First, the preparatory work before buying a fund.
Compared with other investment projects, the investment threshold of fund investment is relatively low. Public Offering of Fund starts from 100 yuan, even if it is a fixed investment, it can start from 10 yuan, which is suitable for ordinary public investors. Therefore, there is generally no problem with funds, only the difference in the size of funds.
It is necessary to make a good capital plan for your investment fund, how much money to invest in the fund, how much money to leave for turnover, and so on. If you just start to contact the fund, you'd better invest with your own spare money, that is, you won't need funds in the short term.
From the investment psychology, we should realize that the fund is not a product of capital preservation, and some equity categories also have greater risks, but the risks are smaller than those of stocks.
For the current investment, the capital preservation fund is almost gone, and we have to confirm our risk tolerance.
Also, investment funds are a long-term investment process. There is no way to get rich overnight. You should have a reasonable expectation of the fund's income.
Then, you need to prepare an investment fund account. You can choose to invest in funds through platforms such as Alipay, banks, brokers and Tian Tian Fund, and choose your own convenient management channels.
As far as the number of funds is concerned, Tian Tian funds are bigger than Alipay, banks and brokers.
Second, the basic knowledge of reserve funds.

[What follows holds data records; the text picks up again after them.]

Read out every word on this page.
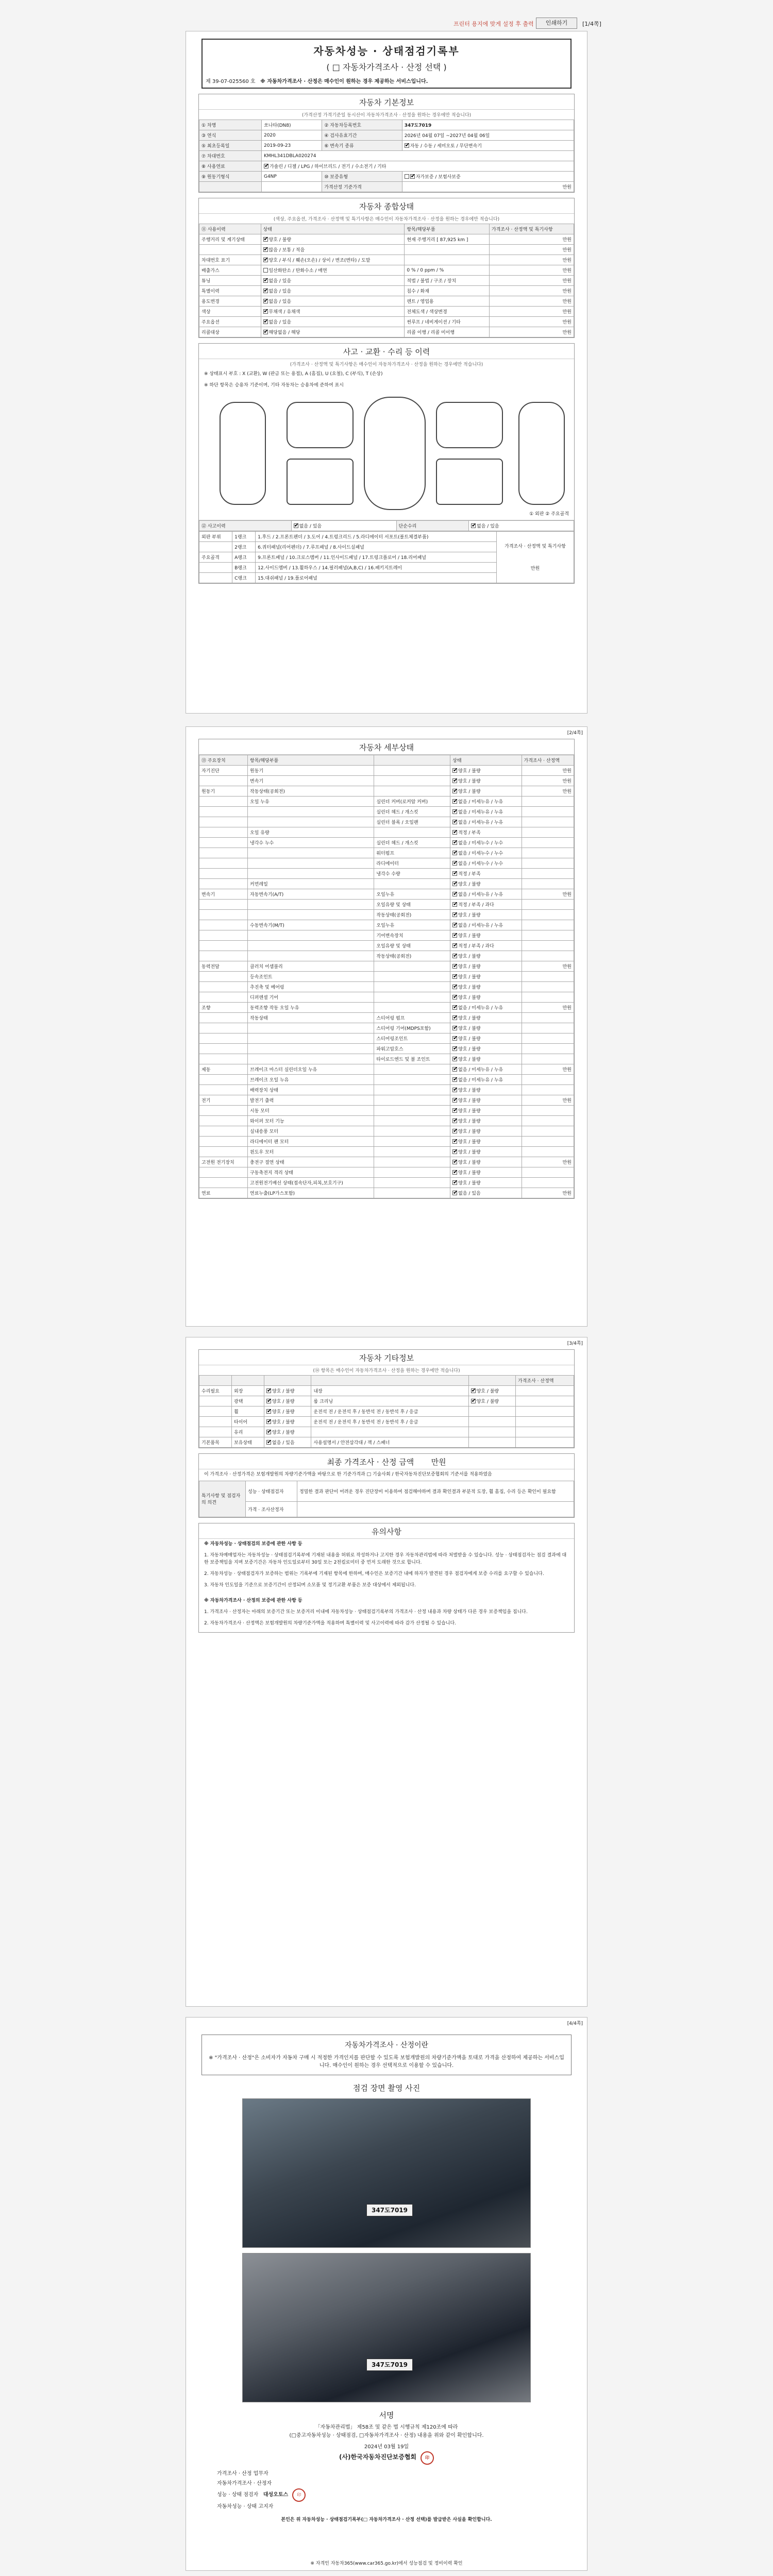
프린터 용지에 맞게 설정 후 출력	인쇄하기	[1/4쪽]
자동차성능 · 상태점검기록부
( □ 자동차가격조사 · 산정 선택 )
제 39-07-025560 호 ※ 자동차가격조사 · 산정은 매수인이 원하는 경우 제공하는 서비스입니다.
자동차 기본정보
(가격산정 가격기준일 동시산이 자동차가격조사 · 산정을 원하는 경우에만 적습니다)
① 차명	쏘나타(DN8)	② 자동차등록번호	347도7019
③ 연식	2020	④ 검사유효기간	2026년 04월 07일 ~2027년 04월 06일
⑤ 최초등록일	2019-09-23	⑥ 변속기 종류	✔자동 / 수동 / 세미오토 / 무단변속기
⑦ 차대번호	KMHL341DBLA020274		
⑧ 사용연료	✔가솔린 / 디젤 / LPG / 하이브리드 / 전기 / 수소전기 / 기타
⑨ 원동기형식	G4NP	⑩ 보증유형	✔자가보증 / 보험사보증
		가격산정 기준가격	만원
자동차 종합상태
(색상, 주요옵션, 가격조사 · 산정액 및 특기사항은 매수인이 자동차가격조사 · 산정을 원하는 경우에만 적습니다)
⑪ 사용이력	상태	항목/해당부품	가격조사 · 산정액 및 특기사항
주행거리 및 계기상태	✔양호 / 불량	현재 주행거리 [ 87,925 km ]	만원
	✔많음 / 보통 / 적음		만원
차대번호 표기	✔양호 / 부식 / 훼손(오손) / 상이 / 변조(변타) / 도말		만원
배출가스	일산화탄소 / 탄화수소 / 매연	0 % / 0 ppm / %	만원
튜닝	✔없음 / 있음	적법 / 불법 / 구조 / 장치	만원
특별이력	✔없음 / 있음	침수 / 화재	만원
용도변경	✔없음 / 있음	렌트 / 영업용	만원
색상	✔무채색 / 유채색	전체도색 / 색상변경	만원
주요옵션	✔없음 / 있음	썬루프 / 네비게이션 / 기타	만원
리콜대상	✔해당없음 / 해당	리콜 이행 / 리콜 미이행	만원
사고 · 교환 · 수리 등 이력
(가격조사 · 산정액 및 특기사항은 매수인이 자동차가격조사 · 산정을 원하는 경우에만 적습니다)
※ 상태표시 부호 : X (교환), W (판금 또는 용접), A (흠집), U (요철), C (부식), T (손상)
※ 하단 항목은 승용차 기준이며, 기타 자동차는 승용차에 준하여 표시
① 외판 ② 주요골격
⑫ 사고이력	✔없음 / 있음	단순수리	✔없음 / 있음
외판 부위	1랭크	1.후드 / 2.프론트펜더 / 3.도어 / 4.트렁크리드 / 5.라디에이터 서포트(볼트체결부품)	가격조사 · 산정액 및 특기사항
만원

	2랭크	6.쿼터패널(리어펜더) / 7.루프패널 / 8.사이드실패널	
주요골격	A랭크	9.프론트패널 / 10.크로스멤버 / 11.인사이드패널 / 17.트렁크플로어 / 18.리어패널	
	B랭크	12.사이드멤버 / 13.휠하우스 / 14.필러패널(A,B,C) / 16.패키지트레이	
	C랭크	15.대쉬패널 / 19.플로어패널	
[2/4쪽]
자동차 세부상태
⑬ 주요장치	항목/해당부품		상태	가격조사 · 산정액
자기진단	원동기		✔양호 / 불량	만원
	변속기		✔양호 / 불량	만원
원동기	작동상태(공회전)		✔양호 / 불량	만원
	오일 누유	실린더 커버(로커암 커버)	✔없음 / 미세누유 / 누유	
		실린더 헤드 / 개스킷	✔없음 / 미세누유 / 누유	
		실린더 블록 / 오일팬	✔없음 / 미세누유 / 누유	
	오일 유량		✔적정 / 부족	
	냉각수 누수	실린더 헤드 / 개스킷	✔없음 / 미세누수 / 누수	
		워터펌프	✔없음 / 미세누수 / 누수	
		라디에이터	✔없음 / 미세누수 / 누수	
		냉각수 수량	✔적정 / 부족	
	커먼레일		✔양호 / 불량	
변속기	자동변속기(A/T)	오일누유	✔없음 / 미세누유 / 누유	만원
		오일유량 및 상태	✔적정 / 부족 / 과다	
		작동상태(공회전)	✔양호 / 불량	
	수동변속기(M/T)	오일누유	✔없음 / 미세누유 / 누유	
		기어변속장치	✔양호 / 불량	
		오일유량 및 상태	✔적정 / 부족 / 과다	
		작동상태(공회전)	✔양호 / 불량	
동력전달	클러치 어셈블리		✔양호 / 불량	만원
	등속조인트		✔양호 / 불량	
	추진축 및 베어링		✔양호 / 불량	
	디퍼렌셜 기어		✔양호 / 불량	
조향	동력조향 작동 오일 누유		✔없음 / 미세누유 / 누유	만원
	작동상태	스티어링 펌프	✔양호 / 불량	
		스티어링 기어(MDPS포함)	✔양호 / 불량	
		스티어링조인트	✔양호 / 불량	
		파워고압호스	✔양호 / 불량	
		타이로드엔드 및 볼 조인트	✔양호 / 불량	
제동	브레이크 마스터 실린더오일 누유		✔없음 / 미세누유 / 누유	만원
	브레이크 오일 누유		✔없음 / 미세누유 / 누유	
	배력장치 상태		✔양호 / 불량	
전기	발전기 출력		✔양호 / 불량	만원
	시동 모터		✔양호 / 불량	
	와이퍼 모터 기능		✔양호 / 불량	
	실내송풍 모터		✔양호 / 불량	
	라디에이터 팬 모터		✔양호 / 불량	
	윈도우 모터		✔양호 / 불량	
고전원 전기장치	충전구 절연 상태		✔양호 / 불량	만원
	구동축전지 격리 상태		✔양호 / 불량	
	고전원전기배선 상태(접속단자,피복,보호기구)		✔양호 / 불량	
연료	연료누출(LP가스포함)		✔없음 / 있음	만원
[3/4쪽]
자동차 기타정보
(⑭ 항목은 매수인이 자동차가격조사 · 산정을 원하는 경우에만 적습니다)
					가격조사 · 산정액
수리필요	외장	✔양호 / 불량	내장	✔양호 / 불량	
	광택	✔양호 / 불량	룸 크리닝	✔양호 / 불량	
	휠	✔양호 / 불량	운전석 전 / 운전석 후 / 동반석 전 / 동반석 후 / 응급		
	타이어	✔양호 / 불량	운전석 전 / 운전석 후 / 동반석 전 / 동반석 후 / 응급		
	유리	✔양호 / 불량			
기본품목	보유상태	✔없음 / 있음	사용설명서 / 안전삼각대 / 잭 / 스패너		
최종 가격조사 · 산정 금액 만원
이 가격조사 · 산정가격은 보험개발원의 차량기준가액을 바탕으로 한 기준가격과 □ 기술사회 / 한국자동차진단보증협회의 기준서를 적용하였음
특기사항 및 점검자의 의견	성능 · 상태점검자	정밀한 결과 판단이 어려운 경우 진단장비 이용하여 점검해야하며 결과 확인결과 부분적 도장, 휠 흠집, 수리 등은 확인이 필요함
	가격 · 조사산정자	
유의사항
※ 자동차성능 · 상태점검의 보증에 관한 사항 등
1. 자동차매매업자는 자동차성능 · 상태점검기록부에 기재된 내용을 허위로 작성하거나 고지한 경우 자동차관리법에 따라 처벌받을 수 있습니다. 성능 · 상태점검자는 점검 결과에 대한 보증책임을 지며 보증기간은 자동차 인도일로부터 30일 또는 2천킬로미터 중 먼저 도래한 것으로 합니다.
2. 자동차성능 · 상태점검자가 보증하는 범위는 기록부에 기재된 항목에 한하며, 매수인은 보증기간 내에 하자가 발견된 경우 점검자에게 보증 수리를 요구할 수 있습니다.
3. 자동차 인도일을 기준으로 보증기간이 산정되며 소모품 및 정기교환 부품은 보증 대상에서 제외됩니다.
※ 자동차가격조사 · 산정의 보증에 관한 사항 등
1. 가격조사 · 산정자는 아래의 보증기간 또는 보증거리 이내에 자동차성능 · 상태점검기록부의 가격조사 · 산정 내용과 차량 상태가 다른 경우 보증책임을 집니다.
2. 자동차가격조사 · 산정액은 보험개발원의 차량기준가액을 적용하며 특별이력 및 사고이력에 따라 감가 산정될 수 있습니다.
[4/4쪽]
자동차가격조사 · 산정이란
※ "가격조사 · 산정"은 소비자가 자동차 구매 시 적정한 가격인지를 판단할 수 있도록 보험개발원의 차량기준가액을 토대로 가격을 산정하여 제공하는 서비스입니다. 매수인이 원하는 경우 선택적으로 이용할 수 있습니다.
점검 장면 촬영 사진
347도7019
347도7019
서명
「자동차관리법」 제58조 및 같은 법 시행규칙 제120조에 따라
(□중고자동차성능 · 상태점검, □자동차가격조사 · 산정) 내용을 위와 같이 확인합니다.
2024년 03월 19일
(사)한국자동차진단보증협회 印
가격조사 · 산정 업무자
자동차가격조사 · 산정자
성능 · 상태 점검자 대성오토스 印
자동차성능 · 상태 고지자
본인은 위 자동차성능 · 상태점검기록부(□ 자동차가격조사 · 산정 선택)를 발급받은 사실을 확인합니다.
※ 자격인 자동차365(www.car365.go.kr)에서 성능점검 및 정비이력 확인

It is not recommended to buy funds directly without any foundation. First of all, you should have some knowledge of fund investment, including understanding the classification of funds, the risk-return characteristics of various funds, the construction of investment portfolio, optimization strategies and so on.
Different types of funds have different risks and returns, and their portfolio construction and optimization planning are also different. Investment funds must first understand what kind of risks they are taking. High risk, low risk, medium and low risk?

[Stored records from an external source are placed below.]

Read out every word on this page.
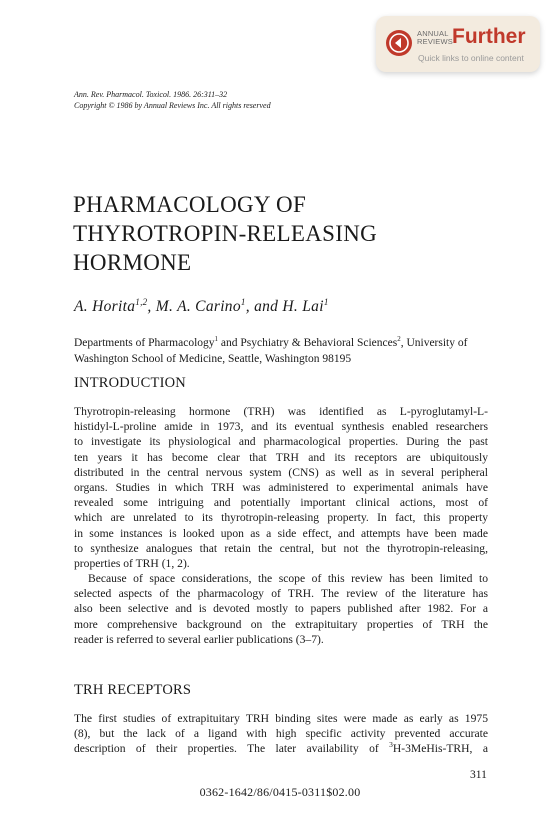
ANNUAL
REVIEWS Further
Quick links to online content
Ann. Rev. Pharmacol. Toxicol. 1986. 26:311–32
Copyright © 1986 by Annual Reviews Inc. All rights reserved
PHARMACOLOGY OF
THYROTROPIN-RELEASING
HORMONE
A. Horita$^{1,2}$, M. A. Carino$^1$, and H. Lai$^1$
Departments of Pharmacology$^1$ and Psychiatry & Behavioral Sciences$^2$, University of
Washington School of Medicine, Seattle, Washington 98195
INTRODUCTION
Thyrotropin-releasing hormone (TRH) was identified as L-pyroglutamyl-L-
histidyl-L-proline amide in 1973, and its eventual synthesis enabled researchers
to investigate its physiological and pharmacological properties. During the past
ten years it has become clear that TRH and its receptors are ubiquitously
distributed in the central nervous system (CNS) as well as in several peripheral
organs. Studies in which TRH was administered to experimental animals have
revealed some intriguing and potentially important clinical actions, most of
which are unrelated to its thyrotropin-releasing property. In fact, this property
in some instances is looked upon as a side effect, and attempts have been made
to synthesize analogues that retain the central, but not the thyrotropin-releasing,
properties of TRH (1, 2).
Because of space considerations, the scope of this review has been limited to
selected aspects of the pharmacology of TRH. The review of the literature has
also been selective and is devoted mostly to papers published after 1982. For a
more comprehensive background on the extrapituitary properties of TRH the
reader is referred to several earlier publications (3–7).
TRH RECEPTORS
The first studies of extrapituitary TRH binding sites were made as early as 1975
(8), but the lack of a ligand with high specific activity prevented accurate
description of their properties. The later availability of $^3$H-3MeHis-TRH, a
311
0362-1642/86/0415-0311$02.00
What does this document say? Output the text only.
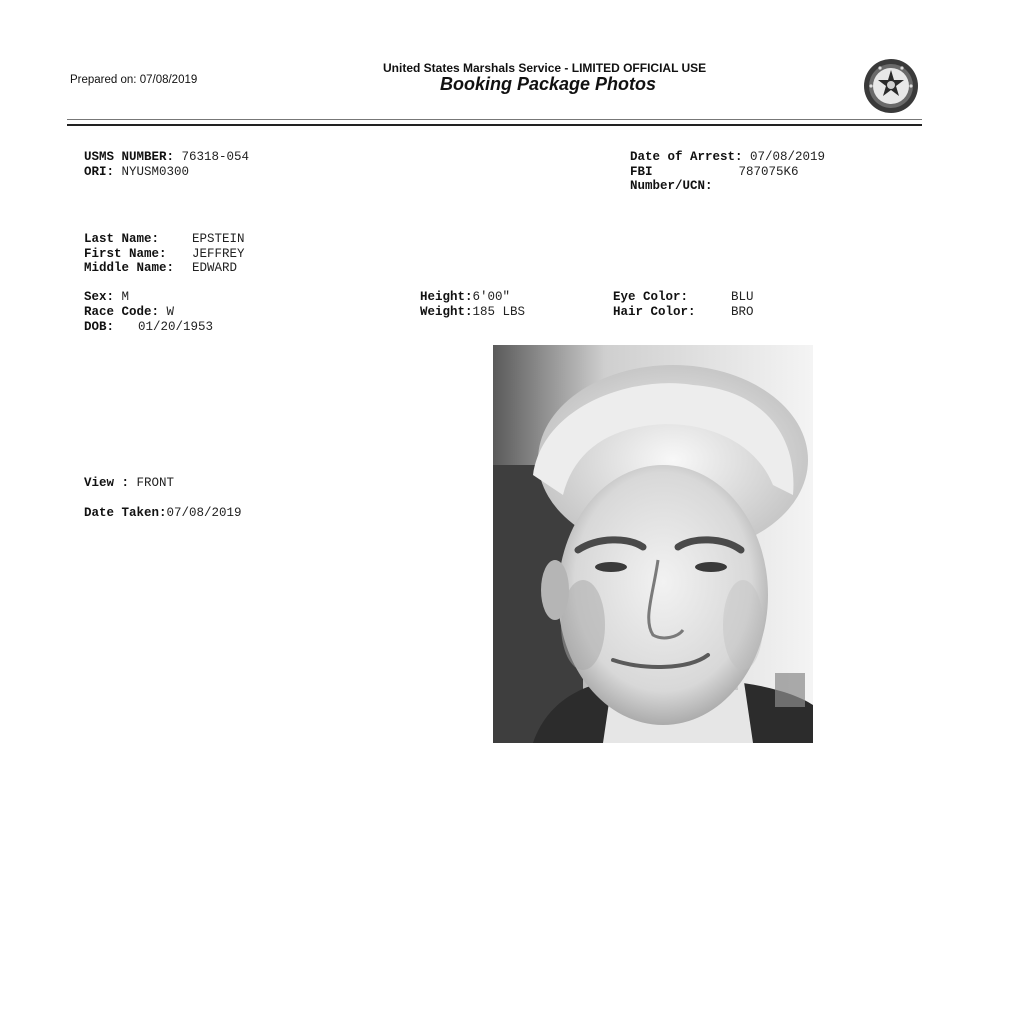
Prepared on: 07/08/2019
United States Marshals Service - LIMITED OFFICIAL USE
Booking Package Photos
USMS NUMBER: 76318-054
ORI: NYUSM0300
Date of Arrest: 07/08/2019
FBI	787075K6
Number/UCN:
Last Name:	EPSTEIN
First Name: JEFFREY
Middle Name: EDWARD
Sex: M
Race Code: W
DOB: 01/20/1953
Height:6'00"
Weight:185 LBS
Eye Color:	BLU
Hair Color:	BRO
View : FRONT
Date Taken:07/08/2019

Third, choose the way of fund investment.
There are two main ways of fund investment, one-time investment and fixed investment.

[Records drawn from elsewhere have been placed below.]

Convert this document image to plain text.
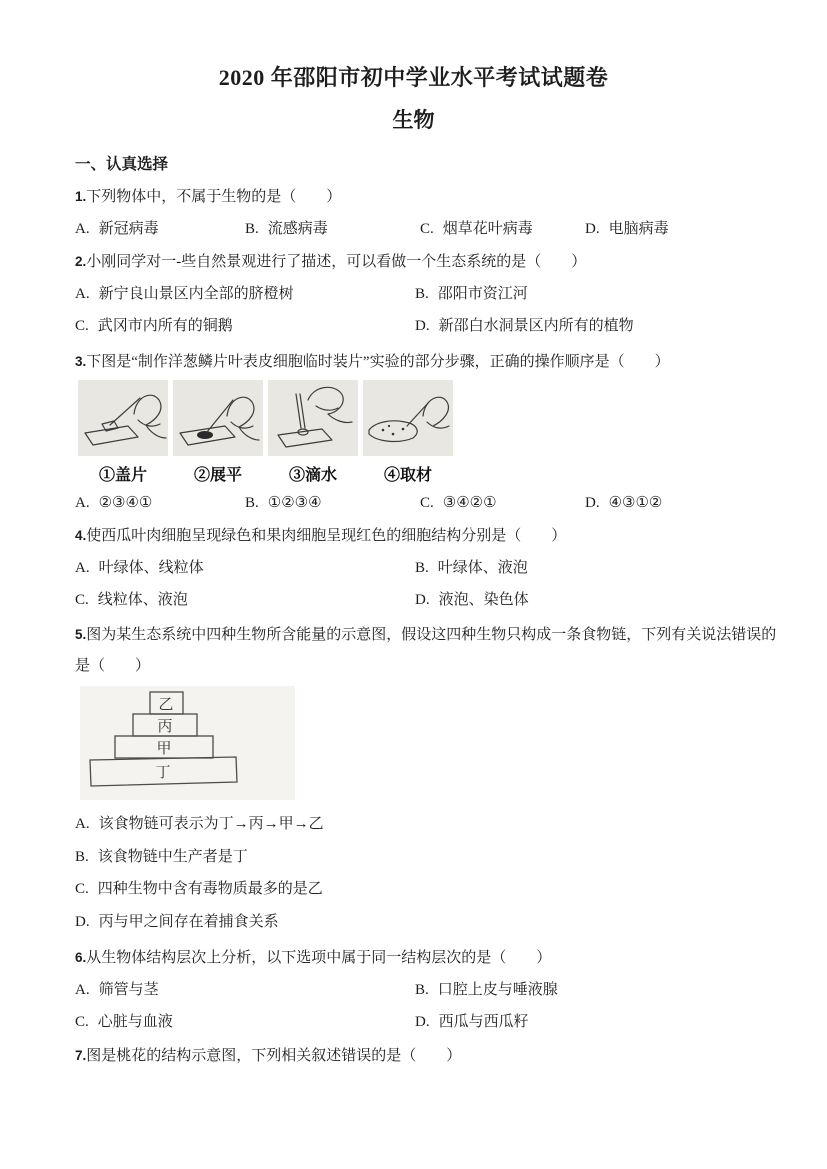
2020 年邵阳市初中学业水平考试试题卷
生物
一、认真选择
1.下列物体中，不属于生物的是（　　）
A. 新冠病毒	B. 流感病毒	C. 烟草花叶病毒	D. 电脑病毒
2.小刚同学对一-些自然景观进行了描述，可以看做一个生态系统的是（　　）
A. 新宁良山景区内全部的脐橙树	B. 邵阳市资江河
C. 武冈市内所有的铜鹅	D. 新邵白水洞景区内所有的植物
3.下图是“制作洋葱鳞片叶表皮细胞临时装片”实验的部分步骤，正确的操作顺序是（　　）
①盖片	②展平	③滴水	④取材
A. ②③④①	B. ①②③④	C. ③④②①	D. ④③①②
4.使西瓜叶肉细胞呈现绿色和果肉细胞呈现红色的细胞结构分别是（　　）
A. 叶绿体、线粒体	B. 叶绿体、液泡
C. 线粒体、液泡	D. 液泡、染色体
5.图为某生态系统中四种生物所含能量的示意图，假设这四种生物只构成一条食物链，下列有关说法错误的
是（　　）
乙
丙
甲
丁
A. 该食物链可表示为丁→丙→甲→乙
B. 该食物链中生产者是丁
C. 四种生物中含有毒物质最多的是乙
D. 丙与甲之间存在着捕食关系
6.从生物体结构层次上分析，以下选项中属于同一结构层次的是（　　）
A. 筛管与茎	B. 口腔上皮与唾液腺
C. 心脏与血液	D. 西瓜与西瓜籽
7.图是桃花的结构示意图，下列相关叙述错误的是（　　）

One-time buying: If you are optimistic about a fund, you need to have certain timing ability and choose to buy at the right market point.
Fund Fixed Investment: You can start your own fixed investment fund plan at any time without timing.
If you have some spare money on hand, you can choose a one-time investment at the right time. If you don't have much spare money on hand, but you have a fixed income every month, you can consider the fixed investment of the fund.
Of course, for financial management, we suggest that the first choice is to start with the fixed investment of the fund, and then know how to judge the market trend, when to lighten up and add positions, and so on. Try other selective investment operations.
The cycle of fixed investment mainly depends on which method is more convenient and easier to adhere to. Fixed investment with different frequencies has little difference in income. If it is in the long run, there is basically no difference in the income of fixed investment.
Fourth, make profits in time and keep learning.
To do a good job of taking profit, the fund's taking profit should be decided according to the income target set by the fund at the beginning. When it comes to take profit, don't covet profits and strictly abide by trading discipline.
Profit-taking does not necessarily mean the end of investment, but may also be the beginning of the next stage of investment.
In the process of investment, you need to keep learning and constantly strengthen your professional knowledge, so that you can get more benefits.
I hope the above contents are helpful to you.